Biomarker	Type	Role in pancreatic cancer
CA19-9	Protein	Widely used biomarkers to aid in the diagnosis[4]
		Poor screening tool in asymptomatic patients
		Elevated in many benign gastrointestinal conditions as well as other malignancies, including pancreatitis, cirrhosis, cholangitis, and colorectal cancer[5]
		5%-10% of the caucasian population possesses a Lewis a-/b- genotype and thus does not express CA19-9
CEA	Glycoprotein	Elevated across several cancers[6]
		Non specific
		Inferior sensitivity of CEA compared to ca19-9[7]
CA125	Glycoprotein	Associated with ovarian cancer, CRC and cholangiocarcinoma[8]
		Superiority to CA19-9 in predicting resectability of PC, along with correlating with metastasis-associated disease burden
Anti-MUC1 antibody	Antibody	Anti-MUC1 antibody assays showed a sensitivity and specificity of 77% and 95%, respectively, in discriminating pancreatic cancer from pancreatitis[9]
CTCs	Tumour cells	CTCs had moderate diagnostic value in PC[10]
		Several studies have demonstrated isolation of CTCs regardless of stage among localized, locally advanced, or metastatic patients
		Conflicting evidence on CTC positivity is correlated with survivability
		In ombination with CA19-9, it was reported to have a superior sensitivity and specificity of 97.8% and 83.3% respectively, compared to when used in isolation[11]
		The presence of CTCs in 54/72 patients with confirmed PDAC (sensitivity = 75.0%, specificity = 96.4%, AUROC = 0.867, 95%CI: 0.798-0.935, and P < 0.001)[12]
		A cut-off of ≥ 3 CTCs in 4 mL blood could differentiate between local/regional and metastatic disease (AUROC: 0.885; 95%CI: 0.800-0.969; and P < 0.001)
cfDNA	DNA	Plasma ctDNA quantification of hot-spot mutations in KRAS and GNAS are useful in predicting tumor burden in patients diagnosed with PC[13]
		Digital PCR provided accurate tumor-derived mutant KRAS detection in plasma in resectable PC and improved post-resection recurrence prediction compared to CA19-9[14]

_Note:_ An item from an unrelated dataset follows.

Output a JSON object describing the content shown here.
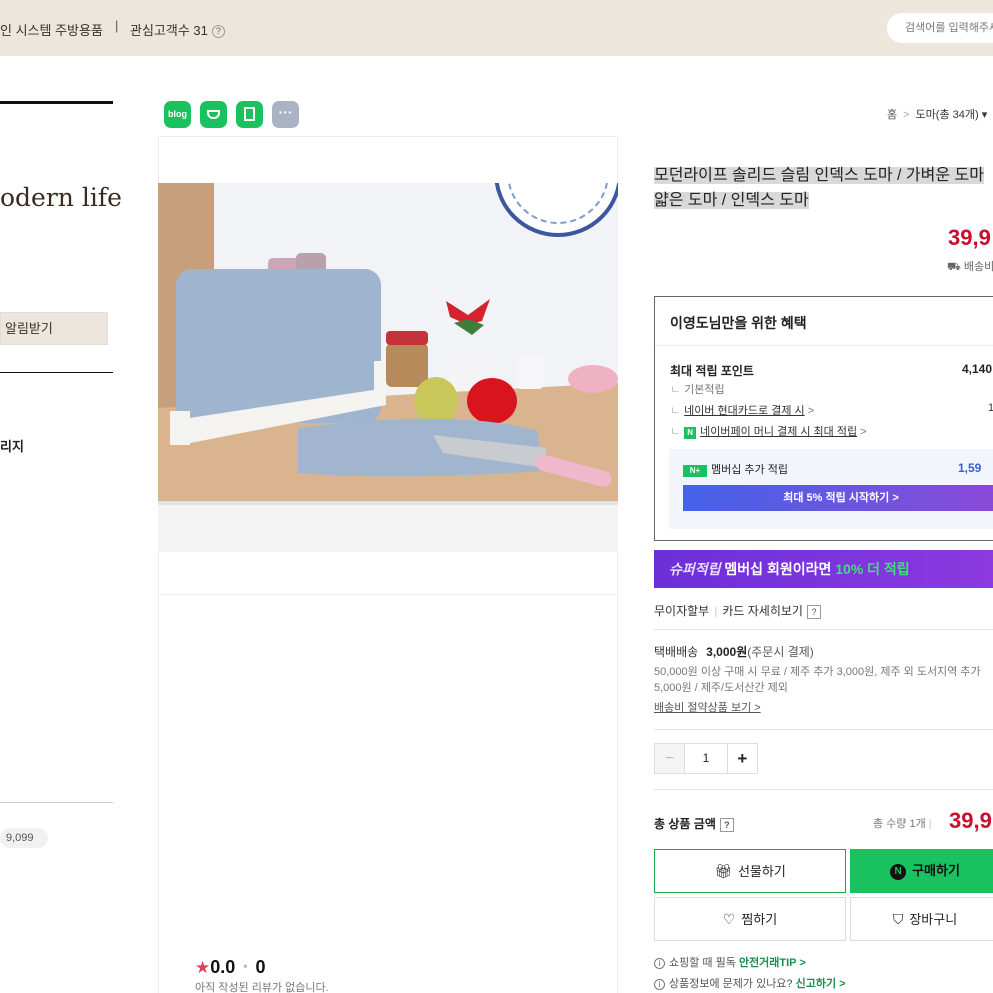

		Detection of plasma cfDNA mutations and copy number alterations may be helpful in pancreatic cancer prognosis and diagnosis
		Its sensitivity and specificity in identification of clinically relevant KRAS mutations was 87% and 99% respectively[15]
Cell-free RNA	RNA	Higher expression of lncRNA MALAT1 has been shown to correlate with poorer PDAC survival[16]
		Several microRNAs have also been associated with PDAC (i.e., miR-21 and miR-155), and correlate with tumor stage or prognosis[17]
EVs	Exosomes	KRAS G12D mutations were identified in 7.4% of control patients, 67% of localized PDAC, 80% of locally advanced PDAC, and 85% of metastatic PDAC patients[18]
		GPC1 EVs could be detected in both pancreatic precursor lesions and pancreatic cancer, and could distinguish between any evidence of malignancy and healthy patients with an AUC of 1 (100% sensitivity, 100% specificity)[19]
		miRNA isolated from EVs revealed a cocktail of miRNAs (miR-1246, 4644, 3976, 4306) upregulated in 83% of pancreatic cancer derived EV
		Glypican-1 exosomes are a potential biomarker for PC

CA: Carbohydrate antigen; PDAC: Pancreatic ductal adenocarcinoma; PC: Pancreatic cancer; CEA: Carcinoembryonic antigen; CTCs: Circulating tumour cells; cfDNA: Cell-free DNA; EVs: Extracellular vesicles; AUROC: Area under the curve.